The new data reveals a growing rift between AI ambition and execution. While 21% of organizations have already invested $10 million or more in AI — up from 16% last year — and 35% plan to do so next year, only 14% of senior leaders report that agentic AI is fully implemented in their organizations.
“AI agents can revolutionize how we work and unlock possibilities that were once unimaginable,” said Dan Diasio, EY Global consulting AI leader. “But business executives are still grappling with how to translate that potential into meaningful impact.”
The survey of 500 U.S. senior decision-makers (SVP and above) found that 97% of companies investing in AI are seeing positive ROI — particularly those that dedicate at least 5% of their total budget to AI. These high-investment firms report stronger gains in tech upgrades, customer satisfaction, and cybersecurity than those spending less.

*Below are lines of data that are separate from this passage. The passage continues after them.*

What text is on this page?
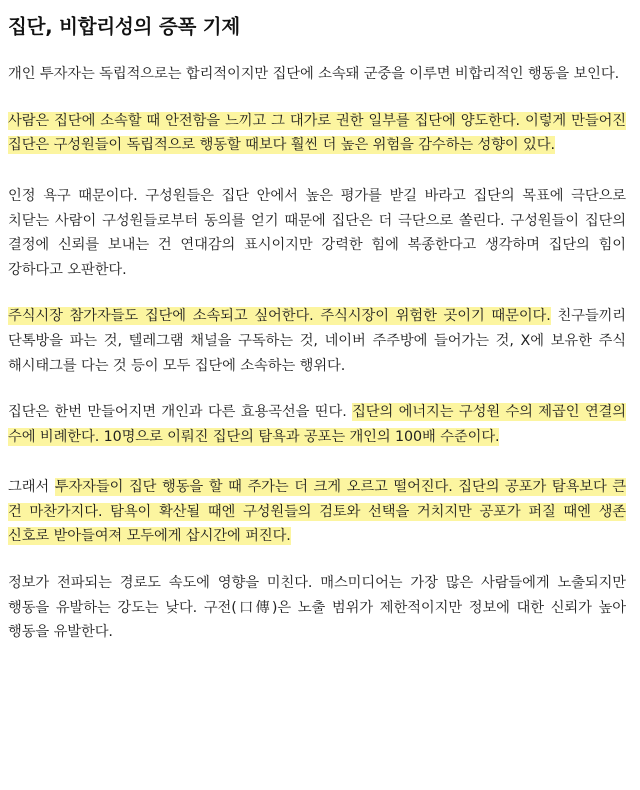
집단, 비합리성의 증폭 기제

개인 투자자는 독립적으로는 합리적이지만 집단에 소속돼 군중을 이루면 비합리적인 행동을 보인다.

사람은 집단에 소속할 때 안전함을 느끼고 그 대가로 권한 일부를 집단에 양도한다. 이렇게 만들어진 집단은 구성원들이 독립적으로 행동할 때보다 훨씬 더 높은 위험을 감수하는 성향이 있다.

인정 욕구 때문이다. 구성원들은 집단 안에서 높은 평가를 받길 바라고 집단의 목표에 극단으로 치닫는 사람이 구성원들로부터 동의를 얻기 때문에 집단은 더 극단으로 쏠린다. 구성원들이 집단의 결정에 신뢰를 보내는 건 연대감의 표시이지만 강력한 힘에 복종한다고 생각하며 집단의 힘이 강하다고 오판한다.

주식시장 참가자들도 집단에 소속되고 싶어한다. 주식시장이 위험한 곳이기 때문이다. 친구들끼리 단톡방을 파는 것, 텔레그램 채널을 구독하는 것, 네이버 주주방에 들어가는 것, X에 보유한 주식 해시태그를 다는 것 등이 모두 집단에 소속하는 행위다.

집단은 한번 만들어지면 개인과 다른 효용곡선을 띤다. 집단의 에너지는 구성원 수의 제곱인 연결의 수에 비례한다. 10명으로 이뤄진 집단의 탐욕과 공포는 개인의 100배 수준이다.

그래서 투자자들이 집단 행동을 할 때 주가는 더 크게 오르고 떨어진다. 집단의 공포가 탐욕보다 큰 건 마찬가지다. 탐욕이 확산될 때엔 구성원들의 검토와 선택을 거치지만 공포가 퍼질 때엔 생존 신호로 받아들여져 모두에게 삽시간에 퍼진다.

정보가 전파되는 경로도 속도에 영향을 미친다. 매스미디어는 가장 많은 사람들에게 노출되지만 행동을 유발하는 강도는 낮다. 구전(口傳)은 노출 범위가 제한적이지만 정보에 대한 신뢰가 높아 행동을 유발한다.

How executives are tackling agentic AI adoption
Despite this strong ROI, just 34% of organizations have started implementing agentic AI.
Agentic AI refers to systems capable of acting autonomously to manage tasks or make decisions. The technology is being used primarily to assist internal processes (86%), including:
- Enhancing customer support (55%)
- Improving IT efficiency (55%)
- Bolstering cybersecurity (51%)
Yet adoption remains tentative. Over half of senior leaders believe their peers — and even their own colleagues — don’t fully understand what agentic AI is or how it can benefit the business.
Although 73% of executives believe that agentic AI could eventually manage entire business units, real-world concerns are slowing progress. An overwhelming 87% report barriers to adoption, including:
- Cybersecurity risks (35%)
- Data privacy concerns (30%)
- Lack of regulatory clarity (21%)
- Lack of internal policies (21%)
While fears of job loss persist — 64% believe that fear of replacement could stifle adoption — only 24% cite employee resistance as a top barrier. Still, companies are using an initiative-taking approach. 64% of leaders say their organizations will increase AI training over the next year, up from 49% a year ago.
In response to market maturation and rising demand for differentiation, organizations are increasingly building custom AI solutions in-house (64%, up from 56% last year). At the same time, fewer firms are pursuing acquisitions of AI companies (45%, down from 51%).
“While the allure of autonomous systems is strong, our findings underscore the importance of a deliberate and human-centric approach to agentic AI,” said Whitt Butler, EY Americas vice chair, consulting. “The future of work will be shaped by how well organizations prepare their people, embed responsible governance, and align AI capabilities with real business outcomes.”